His tone, his manner pierced Lady Lucy’s pride. She threw back her head nervously, but her tone was calm:
“A woman to whom property has been intrusted must do her best to see that the will and desires of those who placed it in her hands are carried out!”
“Well, well!”—Sir James looked for his stick—“I am sorry for Oliver—but”—he straightened himself—“it will make a bigger man of him.”
Lady Lucy made no reply, but her expression was eloquent of a patience which her old friend might abuse if he would.
“Does Ferrier know? Have you consulted him?” asked Sir James, turning abruptly.
“He will be here, I think, this afternoon—as usual,” said Lady Lucy, evasively. “And, of course, he must know what concerns us so deeply.”
As she spoke the hall-door bell was heard.
“That is probably he.” She looked at her companion uncertainly. “Don’t go, Sir James—unless you are really in a hurry.”
The invitation was not urgent; but Sir James stayed, all the same. Ferrier was a man so interesting to his friends that no judgment of his could be indifferent to them. Moreover, there was a certain angry curiosity as to how far Lady Lucy’s influence would affect him. Chide took inward note of the fact that his speculation took this form, and not another. Oh! the hypocritical obstinacy of decent women!—the lack in them of heart, of generosity, of imagination!
The door opened, and Ferrier entered, with Marsham and the butler behind him. Mr. Ferrier, in his London frock-coat, appeared rounder and heavier than ever but for the contradictory vigor and lightness of his step, the shrewd cheerfulness of the eyes. It had been a hard week in Parliament, however, and his features and complexion showed signs of overwork and short sleep.
For a few minutes, while tea was renewed, and the curtains closed, he maintained a pleasant chat with Lady Lucy, while the other two looked at each other in silence.

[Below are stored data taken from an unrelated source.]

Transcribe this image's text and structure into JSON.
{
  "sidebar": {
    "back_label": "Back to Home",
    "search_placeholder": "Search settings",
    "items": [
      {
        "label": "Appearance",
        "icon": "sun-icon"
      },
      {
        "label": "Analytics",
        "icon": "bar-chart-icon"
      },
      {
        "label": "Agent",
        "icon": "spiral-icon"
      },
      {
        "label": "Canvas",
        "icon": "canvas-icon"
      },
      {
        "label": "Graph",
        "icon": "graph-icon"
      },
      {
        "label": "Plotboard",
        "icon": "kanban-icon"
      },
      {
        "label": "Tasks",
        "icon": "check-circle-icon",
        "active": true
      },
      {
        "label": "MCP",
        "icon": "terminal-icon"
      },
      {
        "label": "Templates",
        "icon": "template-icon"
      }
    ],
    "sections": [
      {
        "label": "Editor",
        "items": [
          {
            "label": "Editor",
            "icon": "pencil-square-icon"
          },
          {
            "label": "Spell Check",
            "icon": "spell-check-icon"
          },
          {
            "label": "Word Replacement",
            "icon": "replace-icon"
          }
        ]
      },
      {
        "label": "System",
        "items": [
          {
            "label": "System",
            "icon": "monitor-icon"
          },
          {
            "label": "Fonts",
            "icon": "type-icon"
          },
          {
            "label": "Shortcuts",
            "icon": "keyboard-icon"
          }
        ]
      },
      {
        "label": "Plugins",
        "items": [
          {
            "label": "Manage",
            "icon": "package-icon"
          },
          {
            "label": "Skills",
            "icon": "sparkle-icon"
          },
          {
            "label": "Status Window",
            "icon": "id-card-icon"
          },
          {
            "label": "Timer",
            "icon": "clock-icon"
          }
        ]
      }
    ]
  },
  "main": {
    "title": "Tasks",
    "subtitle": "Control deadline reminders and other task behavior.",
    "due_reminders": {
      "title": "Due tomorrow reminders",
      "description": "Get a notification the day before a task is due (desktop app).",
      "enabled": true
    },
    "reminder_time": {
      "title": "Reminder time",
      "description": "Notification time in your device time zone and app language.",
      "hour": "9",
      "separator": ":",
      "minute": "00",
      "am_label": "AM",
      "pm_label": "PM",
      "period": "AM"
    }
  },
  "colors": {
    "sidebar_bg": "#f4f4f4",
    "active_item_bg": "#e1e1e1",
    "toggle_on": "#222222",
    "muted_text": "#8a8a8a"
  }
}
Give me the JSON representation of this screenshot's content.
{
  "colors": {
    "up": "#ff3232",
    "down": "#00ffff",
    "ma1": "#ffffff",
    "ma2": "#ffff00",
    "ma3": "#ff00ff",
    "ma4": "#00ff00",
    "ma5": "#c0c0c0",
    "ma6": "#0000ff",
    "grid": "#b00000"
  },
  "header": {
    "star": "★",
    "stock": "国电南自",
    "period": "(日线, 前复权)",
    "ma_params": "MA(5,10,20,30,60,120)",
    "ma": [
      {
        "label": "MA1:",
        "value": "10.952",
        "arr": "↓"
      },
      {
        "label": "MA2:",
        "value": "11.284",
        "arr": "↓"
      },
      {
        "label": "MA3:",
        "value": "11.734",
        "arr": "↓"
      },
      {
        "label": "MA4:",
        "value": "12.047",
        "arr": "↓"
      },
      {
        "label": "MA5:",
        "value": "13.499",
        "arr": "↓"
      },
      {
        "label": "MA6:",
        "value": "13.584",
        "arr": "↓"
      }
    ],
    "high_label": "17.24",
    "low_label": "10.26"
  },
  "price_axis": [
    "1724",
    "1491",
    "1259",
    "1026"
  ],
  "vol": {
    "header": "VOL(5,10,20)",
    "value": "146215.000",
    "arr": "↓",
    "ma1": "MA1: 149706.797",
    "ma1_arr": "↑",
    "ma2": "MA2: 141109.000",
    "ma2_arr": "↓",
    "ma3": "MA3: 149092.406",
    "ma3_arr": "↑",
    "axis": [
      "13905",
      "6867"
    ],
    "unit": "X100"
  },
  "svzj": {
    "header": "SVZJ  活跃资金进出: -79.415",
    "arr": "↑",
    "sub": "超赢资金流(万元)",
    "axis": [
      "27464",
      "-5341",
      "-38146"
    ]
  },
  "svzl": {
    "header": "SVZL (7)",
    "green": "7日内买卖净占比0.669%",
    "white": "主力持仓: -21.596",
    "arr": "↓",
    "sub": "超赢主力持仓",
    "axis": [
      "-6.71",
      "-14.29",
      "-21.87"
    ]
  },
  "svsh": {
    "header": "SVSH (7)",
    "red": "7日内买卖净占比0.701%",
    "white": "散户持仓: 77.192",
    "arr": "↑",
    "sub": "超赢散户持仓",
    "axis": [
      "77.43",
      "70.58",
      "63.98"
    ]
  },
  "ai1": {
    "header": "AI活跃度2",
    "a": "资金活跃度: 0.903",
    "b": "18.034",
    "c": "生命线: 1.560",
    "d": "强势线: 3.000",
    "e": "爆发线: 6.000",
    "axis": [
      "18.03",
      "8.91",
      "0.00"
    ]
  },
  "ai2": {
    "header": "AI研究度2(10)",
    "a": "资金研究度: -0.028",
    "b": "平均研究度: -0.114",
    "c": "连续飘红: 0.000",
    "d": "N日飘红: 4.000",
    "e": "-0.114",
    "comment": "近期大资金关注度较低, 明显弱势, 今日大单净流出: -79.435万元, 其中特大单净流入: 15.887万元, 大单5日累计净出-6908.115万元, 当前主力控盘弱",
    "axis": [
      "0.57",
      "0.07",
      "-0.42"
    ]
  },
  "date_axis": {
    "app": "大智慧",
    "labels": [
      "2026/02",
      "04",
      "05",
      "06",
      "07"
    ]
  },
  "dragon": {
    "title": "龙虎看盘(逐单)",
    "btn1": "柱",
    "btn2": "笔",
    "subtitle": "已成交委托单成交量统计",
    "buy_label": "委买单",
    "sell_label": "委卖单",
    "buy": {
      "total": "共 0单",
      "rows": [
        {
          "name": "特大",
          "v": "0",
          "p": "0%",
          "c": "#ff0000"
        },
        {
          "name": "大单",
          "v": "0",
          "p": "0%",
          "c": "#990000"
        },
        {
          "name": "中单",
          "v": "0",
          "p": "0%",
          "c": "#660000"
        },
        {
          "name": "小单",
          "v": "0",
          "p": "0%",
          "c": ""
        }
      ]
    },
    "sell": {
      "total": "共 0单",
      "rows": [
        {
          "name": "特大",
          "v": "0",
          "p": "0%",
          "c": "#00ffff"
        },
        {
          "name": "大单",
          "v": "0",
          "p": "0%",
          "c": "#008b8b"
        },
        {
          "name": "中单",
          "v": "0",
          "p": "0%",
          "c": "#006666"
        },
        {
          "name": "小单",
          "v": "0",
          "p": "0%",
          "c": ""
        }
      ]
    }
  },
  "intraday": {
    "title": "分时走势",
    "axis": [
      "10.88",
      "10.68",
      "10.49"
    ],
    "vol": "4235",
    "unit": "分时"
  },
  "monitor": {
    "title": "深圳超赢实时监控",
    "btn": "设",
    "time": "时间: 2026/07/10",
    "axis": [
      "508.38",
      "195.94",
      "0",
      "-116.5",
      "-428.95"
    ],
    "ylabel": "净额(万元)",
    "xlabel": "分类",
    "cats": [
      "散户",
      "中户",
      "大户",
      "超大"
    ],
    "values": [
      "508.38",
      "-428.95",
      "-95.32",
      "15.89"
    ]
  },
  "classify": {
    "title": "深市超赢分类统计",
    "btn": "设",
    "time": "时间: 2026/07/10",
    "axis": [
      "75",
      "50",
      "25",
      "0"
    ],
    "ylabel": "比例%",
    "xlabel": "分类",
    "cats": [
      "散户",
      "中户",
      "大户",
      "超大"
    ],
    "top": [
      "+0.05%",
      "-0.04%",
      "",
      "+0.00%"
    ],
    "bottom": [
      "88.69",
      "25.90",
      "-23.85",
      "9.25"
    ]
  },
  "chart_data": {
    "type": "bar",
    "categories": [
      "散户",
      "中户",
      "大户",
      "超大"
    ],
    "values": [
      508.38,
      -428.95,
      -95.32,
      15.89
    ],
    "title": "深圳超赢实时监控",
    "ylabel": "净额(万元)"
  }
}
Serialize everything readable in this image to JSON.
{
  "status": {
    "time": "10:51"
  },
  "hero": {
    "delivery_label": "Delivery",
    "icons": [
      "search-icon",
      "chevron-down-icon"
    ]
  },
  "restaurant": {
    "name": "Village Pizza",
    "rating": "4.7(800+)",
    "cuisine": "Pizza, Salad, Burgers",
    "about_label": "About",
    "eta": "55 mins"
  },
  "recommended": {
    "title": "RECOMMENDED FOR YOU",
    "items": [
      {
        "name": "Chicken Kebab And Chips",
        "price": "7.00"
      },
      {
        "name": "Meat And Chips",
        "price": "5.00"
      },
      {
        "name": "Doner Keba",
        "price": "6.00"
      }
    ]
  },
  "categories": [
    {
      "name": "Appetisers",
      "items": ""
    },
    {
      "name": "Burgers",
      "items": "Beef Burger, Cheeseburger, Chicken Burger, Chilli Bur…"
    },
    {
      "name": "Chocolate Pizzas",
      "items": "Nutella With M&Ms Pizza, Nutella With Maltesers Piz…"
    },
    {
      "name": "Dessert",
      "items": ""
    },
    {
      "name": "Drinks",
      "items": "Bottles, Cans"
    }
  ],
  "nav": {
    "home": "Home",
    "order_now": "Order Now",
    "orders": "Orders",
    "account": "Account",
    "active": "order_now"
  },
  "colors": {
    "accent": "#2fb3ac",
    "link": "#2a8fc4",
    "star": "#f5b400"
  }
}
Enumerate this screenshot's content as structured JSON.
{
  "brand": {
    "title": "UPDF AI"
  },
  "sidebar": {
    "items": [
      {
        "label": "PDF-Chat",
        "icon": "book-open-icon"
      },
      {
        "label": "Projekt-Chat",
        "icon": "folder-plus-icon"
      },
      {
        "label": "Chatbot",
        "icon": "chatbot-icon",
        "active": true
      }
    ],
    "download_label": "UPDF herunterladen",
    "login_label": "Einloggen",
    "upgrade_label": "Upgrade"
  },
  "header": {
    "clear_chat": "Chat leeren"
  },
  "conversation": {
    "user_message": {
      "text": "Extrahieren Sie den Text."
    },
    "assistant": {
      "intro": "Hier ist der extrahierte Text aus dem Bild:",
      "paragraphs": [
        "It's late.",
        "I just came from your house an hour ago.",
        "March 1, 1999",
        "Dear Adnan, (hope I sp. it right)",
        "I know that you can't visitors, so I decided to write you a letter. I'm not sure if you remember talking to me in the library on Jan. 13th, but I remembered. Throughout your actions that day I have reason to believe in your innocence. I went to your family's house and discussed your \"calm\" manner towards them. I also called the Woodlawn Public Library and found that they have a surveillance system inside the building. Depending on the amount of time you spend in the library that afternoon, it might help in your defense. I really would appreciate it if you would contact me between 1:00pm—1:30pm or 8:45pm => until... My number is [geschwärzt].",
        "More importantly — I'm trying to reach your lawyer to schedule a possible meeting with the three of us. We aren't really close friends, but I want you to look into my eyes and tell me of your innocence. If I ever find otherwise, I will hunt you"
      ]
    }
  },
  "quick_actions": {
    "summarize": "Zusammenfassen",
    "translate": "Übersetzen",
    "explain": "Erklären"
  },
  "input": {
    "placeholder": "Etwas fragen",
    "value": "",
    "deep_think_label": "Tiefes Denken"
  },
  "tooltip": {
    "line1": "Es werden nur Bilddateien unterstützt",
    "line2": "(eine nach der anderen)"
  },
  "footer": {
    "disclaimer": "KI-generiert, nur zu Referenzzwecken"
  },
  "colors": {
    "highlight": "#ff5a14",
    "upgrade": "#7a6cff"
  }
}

But when the servant had gone, Ferrier put down his cup unfinished. “I am very sorry for you both,” he said, gravely, looking from Lady Lucy to her son. “I need not say your letter this morning took me wholly by surprise. I have since been doing my best to think of a way out.”
There was a short pause—broken by Marsham, who was sitting a little apart from the others, restlessly fingering a paper-knife.
“If you could persuade my mother to take a kind and reasonable view,” he said, abruptly; “that is really the only way out.”
Lady Lucy stiffened under the attack. Drawn on by Ferrier’s interrogative glance, she quietly repeated, with more detail, and even greater austerity, the arguments and considerations she had made use of in her wrestle with Sir James. Chide clearly perceived that her opposition was hardening with every successive explanation of it. What had been at first, no doubt, an instinctive recoil was now being converted into a plausible and reasoned case, and the oftener she repeated it the stronger would she become on her own side and the more in love with her own contentions.